Parameter Efficiency: CARE achieves state-of-the-art results with significantly fewer parameters (10B) compared to generalist models requiring 32B–78B parameters.
Ablation Studies:
- Removing the coordinator (CARE-Flow) still yields strong results, but adding the coordinator provides a uniform ~3% gain and a >6% gain on OOD data.
- The "Zoom-in" evidence view was found to be the most critical for accuracy.
- The coordinator successfully corrected ~4.8% of errors made by expert models while only incorrectly overwriting ~3.0% of correct answers.

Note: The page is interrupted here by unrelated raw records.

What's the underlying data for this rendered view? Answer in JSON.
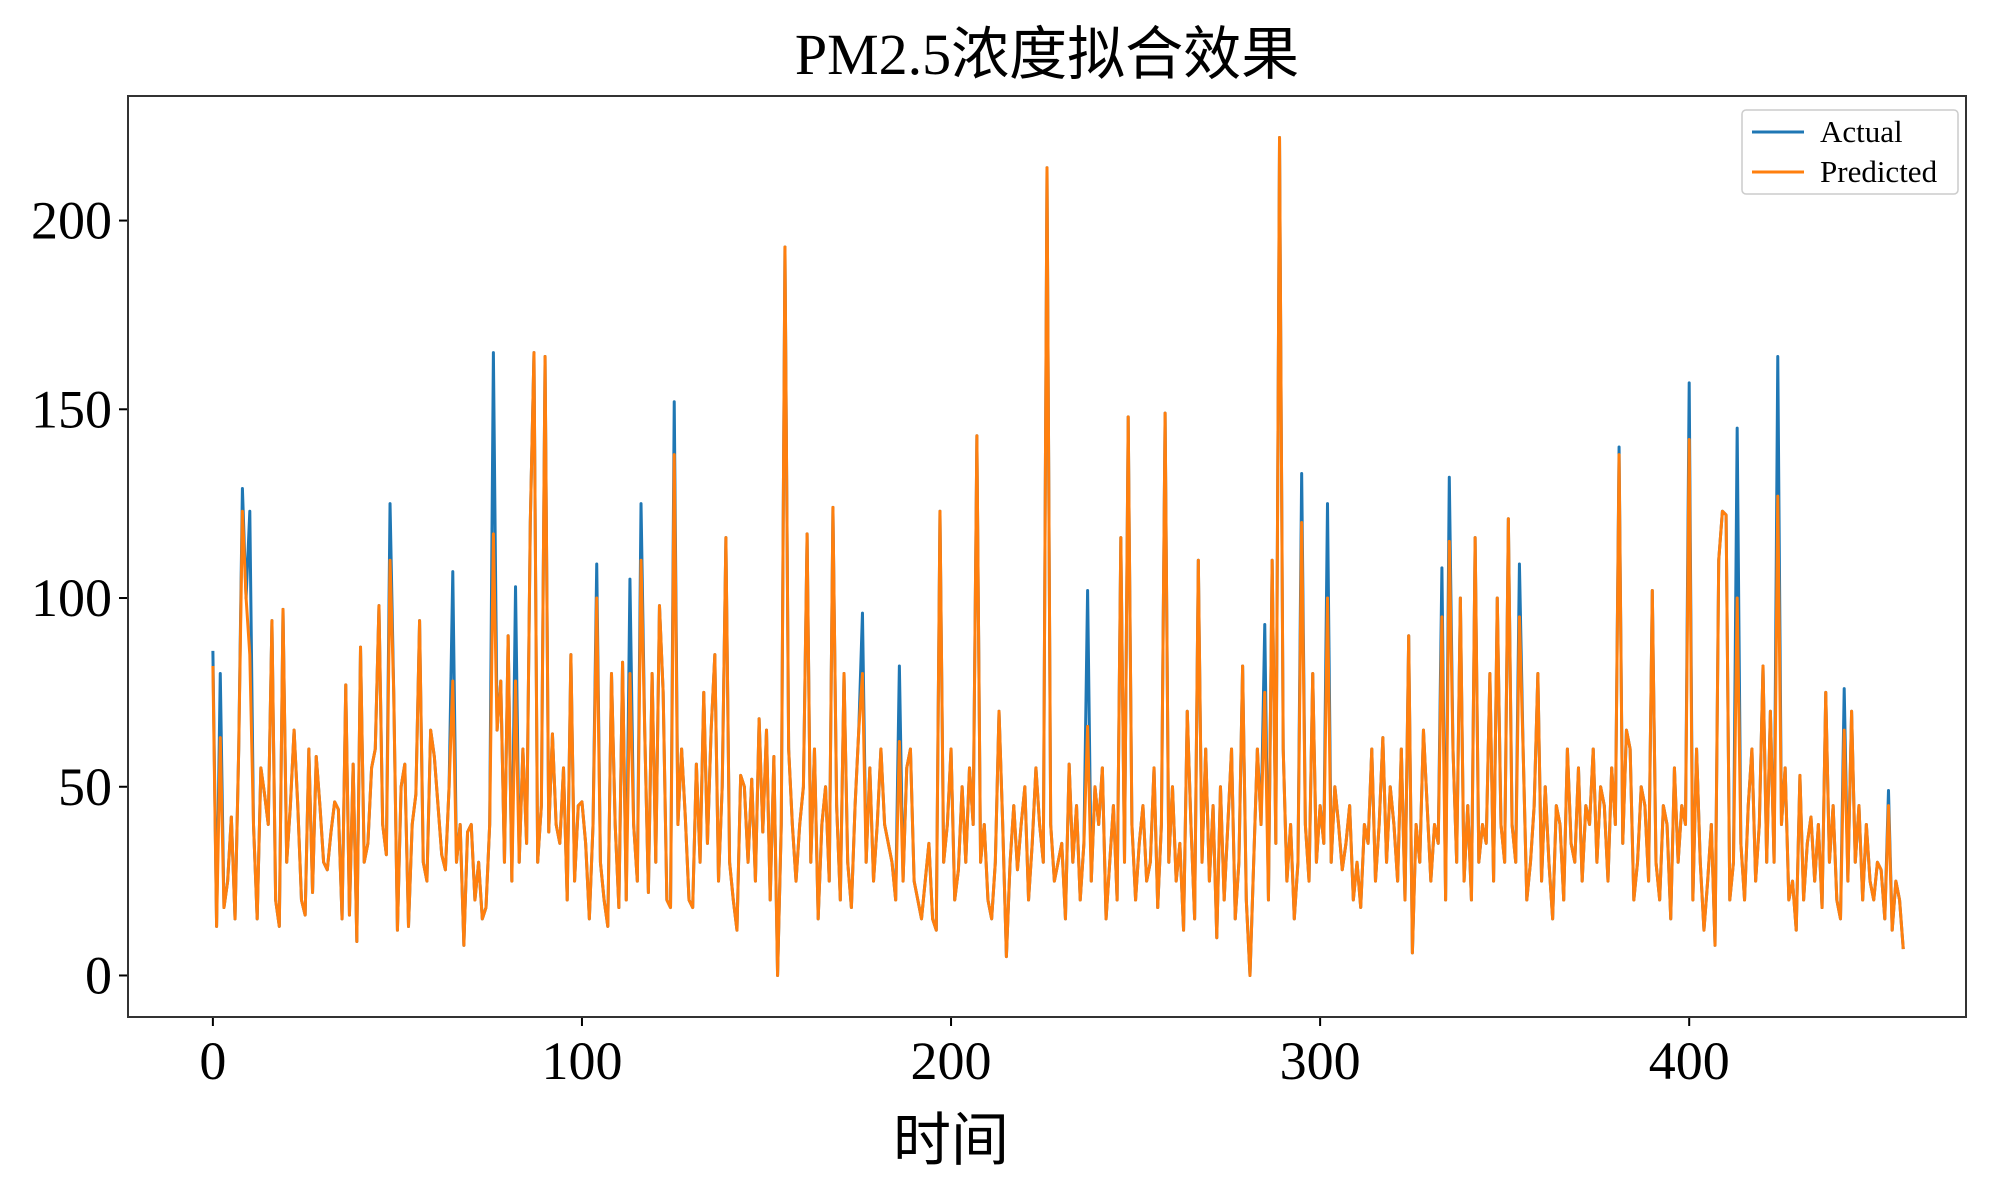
{
  "chart_data": {
    "type": "line",
    "title": "PM2.5浓度拟合效果",
    "x_label": "时间",
    "xlim": [
      -23,
      475
    ],
    "ylim": [
      -11,
      233
    ],
    "xticks": [
      0,
      100,
      200,
      300,
      400
    ],
    "yticks": [
      0,
      50,
      100,
      150,
      200
    ],
    "legend": "upper right",
    "x": [
      0,
      1,
      2,
      3,
      4,
      5,
      6,
      7,
      8,
      9,
      10,
      11,
      12,
      13,
      14,
      15,
      16,
      17,
      18,
      19,
      20,
      21,
      22,
      23,
      24,
      25,
      26,
      27,
      28,
      29,
      30,
      31,
      32,
      33,
      34,
      35,
      36,
      37,
      38,
      39,
      40,
      41,
      42,
      43,
      44,
      45,
      46,
      47,
      48,
      49,
      50,
      51,
      52,
      53,
      54,
      55,
      56,
      57,
      58,
      59,
      60,
      61,
      62,
      63,
      64,
      65,
      66,
      67,
      68,
      69,
      70,
      71,
      72,
      73,
      74,
      75,
      76,
      77,
      78,
      79,
      80,
      81,
      82,
      83,
      84,
      85,
      86,
      87,
      88,
      89,
      90,
      91,
      92,
      93,
      94,
      95,
      96,
      97,
      98,
      99,
      100,
      101,
      102,
      103,
      104,
      105,
      106,
      107,
      108,
      109,
      110,
      111,
      112,
      113,
      114,
      115,
      116,
      117,
      118,
      119,
      120,
      121,
      122,
      123,
      124,
      125,
      126,
      127,
      128,
      129,
      130,
      131,
      132,
      133,
      134,
      135,
      136,
      137,
      138,
      139,
      140,
      141,
      142,
      143,
      144,
      145,
      146,
      147,
      148,
      149,
      150,
      151,
      152,
      153,
      154,
      155,
      156,
      157,
      158,
      159,
      160,
      161,
      162,
      163,
      164,
      165,
      166,
      167,
      168,
      169,
      170,
      171,
      172,
      173,
      174,
      175,
      176,
      177,
      178,
      179,
      180,
      181,
      182,
      183,
      184,
      185,
      186,
      187,
      188,
      189,
      190,
      191,
      192,
      193,
      194,
      195,
      196,
      197,
      198,
      199,
      200,
      201,
      202,
      203,
      204,
      205,
      206,
      207,
      208,
      209,
      210,
      211,
      212,
      213,
      214,
      215,
      216,
      217,
      218,
      219,
      220,
      221,
      222,
      223,
      224,
      225,
      226,
      227,
      228,
      229,
      230,
      231,
      232,
      233,
      234,
      235,
      236,
      237,
      238,
      239,
      240,
      241,
      242,
      243,
      244,
      245,
      246,
      247,
      248,
      249,
      250,
      251,
      252,
      253,
      254,
      255,
      256,
      257,
      258,
      259,
      260,
      261,
      262,
      263,
      264,
      265,
      266,
      267,
      268,
      269,
      270,
      271,
      272,
      273,
      274,
      275,
      276,
      277,
      278,
      279,
      280,
      281,
      282,
      283,
      284,
      285,
      286,
      287,
      288,
      289,
      290,
      291,
      292,
      293,
      294,
      295,
      296,
      297,
      298,
      299,
      300,
      301,
      302,
      303,
      304,
      305,
      306,
      307,
      308,
      309,
      310,
      311,
      312,
      313,
      314,
      315,
      316,
      317,
      318,
      319,
      320,
      321,
      322,
      323,
      324,
      325,
      326,
      327,
      328,
      329,
      330,
      331,
      332,
      333,
      334,
      335,
      336,
      337,
      338,
      339,
      340,
      341,
      342,
      343,
      344,
      345,
      346,
      347,
      348,
      349,
      350,
      351,
      352,
      353,
      354,
      355,
      356,
      357,
      358,
      359,
      360,
      361,
      362,
      363,
      364,
      365,
      366,
      367,
      368,
      369,
      370,
      371,
      372,
      373,
      374,
      375,
      376,
      377,
      378,
      379,
      380,
      381,
      382,
      383,
      384,
      385,
      386,
      387,
      388,
      389,
      390,
      391,
      392,
      393,
      394,
      395,
      396,
      397,
      398,
      399,
      400,
      401,
      402,
      403,
      404,
      405,
      406,
      407,
      408,
      409,
      410,
      411,
      412,
      413,
      414,
      415,
      416,
      417,
      418,
      419,
      420,
      421,
      422,
      423,
      424,
      425,
      426,
      427,
      428,
      429,
      430,
      431,
      432,
      433,
      434,
      435,
      436,
      437,
      438,
      439,
      440,
      441,
      442,
      443,
      444,
      445,
      446,
      447,
      448,
      449,
      450,
      451,
      452,
      453,
      454,
      455,
      456,
      457,
      458
    ],
    "series": [
      {
        "name": "Actual",
        "color": "#1f77b4",
        "values": [
          86,
          13,
          80,
          18,
          25,
          42,
          15,
          60,
          129,
          100,
          123,
          40,
          15,
          55,
          48,
          40,
          94,
          20,
          13,
          97,
          30,
          45,
          65,
          45,
          20,
          16,
          60,
          22,
          58,
          45,
          30,
          28,
          38,
          46,
          44,
          15,
          77,
          16,
          56,
          9,
          87,
          30,
          35,
          55,
          60,
          98,
          40,
          32,
          125,
          75,
          12,
          50,
          56,
          13,
          40,
          48,
          94,
          30,
          25,
          65,
          58,
          45,
          32,
          28,
          50,
          107,
          30,
          40,
          8,
          38,
          40,
          20,
          30,
          15,
          18,
          40,
          165,
          65,
          78,
          30,
          90,
          25,
          103,
          30,
          60,
          35,
          120,
          165,
          30,
          45,
          164,
          38,
          64,
          40,
          35,
          55,
          20,
          85,
          25,
          45,
          46,
          35,
          15,
          40,
          109,
          30,
          20,
          13,
          80,
          40,
          18,
          83,
          20,
          105,
          40,
          25,
          125,
          65,
          22,
          80,
          30,
          98,
          75,
          20,
          18,
          152,
          40,
          60,
          42,
          20,
          18,
          56,
          30,
          75,
          35,
          65,
          85,
          25,
          50,
          116,
          30,
          20,
          12,
          53,
          50,
          30,
          52,
          25,
          68,
          38,
          65,
          20,
          58,
          0,
          40,
          193,
          60,
          40,
          25,
          40,
          50,
          117,
          30,
          60,
          15,
          40,
          50,
          25,
          124,
          45,
          20,
          80,
          30,
          18,
          45,
          65,
          96,
          30,
          55,
          25,
          40,
          60,
          40,
          35,
          30,
          20,
          82,
          25,
          55,
          60,
          25,
          20,
          15,
          25,
          35,
          15,
          12,
          123,
          30,
          40,
          60,
          20,
          28,
          50,
          30,
          55,
          40,
          143,
          30,
          40,
          20,
          15,
          30,
          70,
          40,
          5,
          30,
          45,
          28,
          40,
          50,
          20,
          35,
          55,
          40,
          30,
          214,
          40,
          25,
          30,
          35,
          15,
          56,
          30,
          45,
          20,
          35,
          102,
          25,
          50,
          40,
          55,
          15,
          30,
          45,
          20,
          116,
          30,
          148,
          40,
          20,
          35,
          45,
          25,
          30,
          55,
          18,
          40,
          149,
          30,
          50,
          25,
          35,
          12,
          70,
          40,
          15,
          110,
          30,
          60,
          25,
          45,
          10,
          50,
          20,
          40,
          60,
          15,
          30,
          82,
          20,
          0,
          30,
          60,
          40,
          93,
          20,
          110,
          35,
          222,
          60,
          25,
          40,
          15,
          30,
          133,
          40,
          25,
          80,
          30,
          45,
          35,
          125,
          30,
          50,
          40,
          28,
          35,
          45,
          20,
          30,
          18,
          40,
          35,
          60,
          25,
          40,
          63,
          30,
          50,
          40,
          25,
          60,
          20,
          90,
          6,
          40,
          30,
          65,
          45,
          25,
          40,
          35,
          108,
          20,
          132,
          60,
          30,
          100,
          25,
          45,
          20,
          116,
          30,
          40,
          35,
          80,
          25,
          100,
          40,
          30,
          121,
          40,
          30,
          109,
          60,
          20,
          30,
          45,
          80,
          25,
          50,
          30,
          15,
          45,
          40,
          20,
          60,
          35,
          30,
          55,
          25,
          45,
          40,
          60,
          30,
          50,
          45,
          25,
          55,
          40,
          140,
          35,
          65,
          60,
          20,
          30,
          50,
          45,
          25,
          102,
          30,
          20,
          45,
          40,
          15,
          55,
          30,
          45,
          40,
          157,
          20,
          60,
          30,
          12,
          25,
          40,
          8,
          110,
          123,
          122,
          20,
          30,
          145,
          35,
          20,
          45,
          60,
          25,
          40,
          82,
          30,
          70,
          30,
          164,
          40,
          55,
          20,
          25,
          12,
          53,
          20,
          35,
          42,
          25,
          40,
          18,
          75,
          30,
          45,
          20,
          15,
          76,
          25,
          70,
          30,
          45,
          20,
          40,
          25,
          20,
          30,
          28,
          15,
          49,
          12,
          25,
          20,
          7
        ]
      },
      {
        "name": "Predicted",
        "color": "#ff7f0e",
        "values": [
          82,
          13,
          63,
          18,
          25,
          42,
          15,
          60,
          123,
          100,
          85,
          40,
          15,
          55,
          48,
          40,
          94,
          20,
          13,
          97,
          30,
          45,
          65,
          45,
          20,
          16,
          60,
          22,
          58,
          45,
          30,
          28,
          38,
          46,
          44,
          15,
          77,
          16,
          56,
          9,
          87,
          30,
          35,
          55,
          60,
          98,
          40,
          32,
          110,
          75,
          12,
          50,
          56,
          13,
          40,
          48,
          94,
          30,
          25,
          65,
          58,
          45,
          32,
          28,
          50,
          78,
          30,
          40,
          8,
          38,
          40,
          20,
          30,
          15,
          18,
          40,
          117,
          65,
          78,
          30,
          90,
          25,
          78,
          30,
          60,
          35,
          120,
          165,
          30,
          45,
          164,
          38,
          64,
          40,
          35,
          55,
          20,
          85,
          25,
          45,
          46,
          35,
          15,
          40,
          100,
          30,
          20,
          13,
          80,
          40,
          18,
          83,
          20,
          80,
          40,
          25,
          110,
          65,
          22,
          80,
          30,
          98,
          75,
          20,
          18,
          138,
          40,
          60,
          42,
          20,
          18,
          56,
          30,
          75,
          35,
          65,
          85,
          25,
          50,
          116,
          30,
          20,
          12,
          53,
          50,
          30,
          52,
          25,
          68,
          38,
          65,
          20,
          58,
          0,
          40,
          193,
          60,
          40,
          25,
          40,
          50,
          117,
          30,
          60,
          15,
          40,
          50,
          25,
          124,
          45,
          20,
          80,
          30,
          18,
          45,
          65,
          80,
          30,
          55,
          25,
          40,
          60,
          40,
          35,
          30,
          20,
          62,
          25,
          55,
          60,
          25,
          20,
          15,
          25,
          35,
          15,
          12,
          123,
          30,
          40,
          60,
          20,
          28,
          50,
          30,
          55,
          40,
          143,
          30,
          40,
          20,
          15,
          30,
          70,
          40,
          5,
          30,
          45,
          28,
          40,
          50,
          20,
          35,
          55,
          40,
          30,
          214,
          40,
          25,
          30,
          35,
          15,
          56,
          30,
          45,
          20,
          35,
          66,
          25,
          50,
          40,
          55,
          15,
          30,
          45,
          20,
          116,
          30,
          148,
          40,
          20,
          35,
          45,
          25,
          30,
          55,
          18,
          40,
          149,
          30,
          50,
          25,
          35,
          12,
          70,
          40,
          15,
          110,
          30,
          60,
          25,
          45,
          10,
          50,
          20,
          40,
          60,
          15,
          30,
          82,
          20,
          0,
          30,
          60,
          40,
          75,
          20,
          110,
          35,
          222,
          60,
          25,
          40,
          15,
          30,
          120,
          40,
          25,
          80,
          30,
          45,
          35,
          100,
          30,
          50,
          40,
          28,
          35,
          45,
          20,
          30,
          18,
          40,
          35,
          60,
          25,
          40,
          63,
          30,
          50,
          40,
          25,
          60,
          20,
          90,
          6,
          40,
          30,
          65,
          45,
          25,
          40,
          35,
          95,
          20,
          115,
          60,
          30,
          100,
          25,
          45,
          20,
          116,
          30,
          40,
          35,
          80,
          25,
          100,
          40,
          30,
          121,
          40,
          30,
          95,
          60,
          20,
          30,
          45,
          80,
          25,
          50,
          30,
          15,
          45,
          40,
          20,
          60,
          35,
          30,
          55,
          25,
          45,
          40,
          60,
          30,
          50,
          45,
          25,
          55,
          40,
          138,
          35,
          65,
          60,
          20,
          30,
          50,
          45,
          25,
          102,
          30,
          20,
          45,
          40,
          15,
          55,
          30,
          45,
          40,
          142,
          20,
          60,
          30,
          12,
          25,
          40,
          8,
          110,
          123,
          122,
          20,
          30,
          100,
          35,
          20,
          45,
          60,
          25,
          40,
          82,
          30,
          70,
          30,
          127,
          40,
          55,
          20,
          25,
          12,
          53,
          20,
          35,
          42,
          25,
          40,
          18,
          75,
          30,
          45,
          20,
          15,
          65,
          25,
          70,
          30,
          45,
          20,
          40,
          25,
          20,
          30,
          28,
          15,
          45,
          12,
          25,
          20,
          7
        ]
      }
    ]
  }
}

Human Evaluation: In a study with medical professionals, CARE-Coord-B achieved an 82.14% pass rate for reasoning trace quality, significantly higher than the GPT-4o baseline (73.94%), demonstrating superior clinical accountability.

5. Significance

Clinical Reliability: By mimicking the human diagnostic workflow (hypothesize $\to$ localize $\to$ verify), CARE provides a transparent, evidence-based reasoning chain, which is essential for trust in medical AI.
Scalability: The decoupled architecture allows for the integration of state-of-the-art specialist tools (e.g., better segmentation models) without retraining the entire reasoning pipeline.
Reduced Hallucination: The explicit requirement for visual evidence and the iterative review process by the coordinator significantly mitigate the "confident hallucination" problem common in current VLMs.
Future Direction: The paper suggests that agentic frameworks with explicit evidence grounding are the necessary path forward for deploying medical AI in real-world clinical settings where accountability is paramount.